Several people affiliated with the proscribed group Palestine Action had refused food in UK prisons since November in protest of their detention and the British government’s support for Israel as it wages a genocidal war against Palestinians in Gaza.

The activists’ relatives and friends had warned that their prolonged hunger strike put them at risk of serious health problems and even death.

The Times reported on Tuesday that Elbit Systems UK, a subsidiary of the Israeli arms manufacturer of the same name, had failed to win a $2.69bn contract to help train British soldiers.

Citing an unnamed UK Ministry of Defence “insider”, the news outlet said the department instead chose to award the contract to a rival consortium led by Raytheon UK.

“The abrupt cancellation of this deal is a resounding victory for the hunger strikers, who resisted with their incarcerated bodies to shed light on the role of Elbit Systems, Israel’s largest weapons manufacturer, in the colonisation and occupation of Palestine,” Prisoners for Palestine said.

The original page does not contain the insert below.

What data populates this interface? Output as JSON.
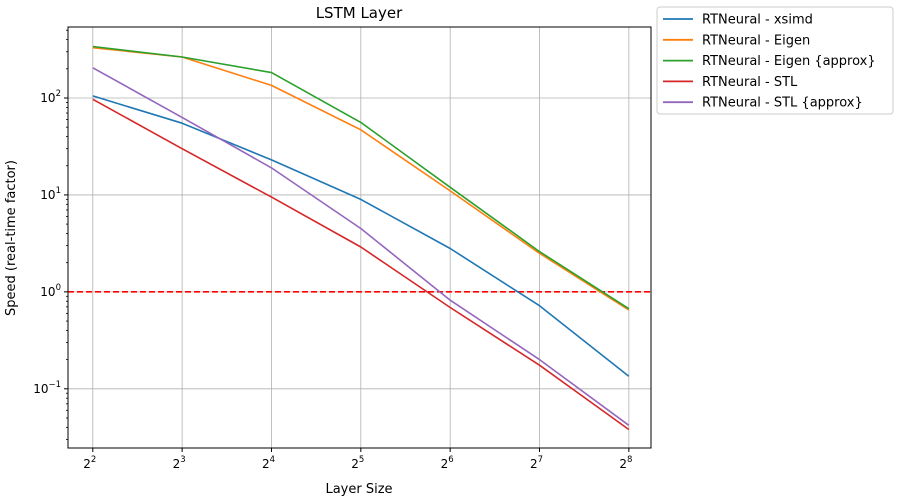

For years, Palestinian rights activists have called on countries to divest from Elbit Systems over its role in supplying the Israeli military with weapons used in alleged war crimes in the occupied Palestinian territory.

That includes the war-ravaged Gaza Strip, where Israel’s military assault has killed more than 71,000 Palestinians since October 2023.

The Palestine Action hunger-strikers were jailed over their alleged involvement in break-ins at the UK subsidiary of Elbit Systems in Filton near Bristol in 2024.

The British government proscribed Palestine Action in June of last year under the country’s Terrorism Act 2000, making it illegal for people to join or express support for the group under penalty of up to 14 years in prison.

Since then, scores of people have been detained at protests across the UK for expressing support for the group in what critics say is a draconian crackdown on freedom of speech and assembly.

On Wednesday, Prisoners for Palestine said a total of seven activists had started to eat again after ending their hunger strikes.

British MP John McDonnell hailed the hunger strikers’ “dedication” in a social media post.

“I want to say to them, thank you for all that you’ve done,” said McDonnell, adding that the campaign “to ensure peace and justice for the Palestinian people” and to “end the complicity of the UK arms industry in the war crimes” being committed by Israel would continue.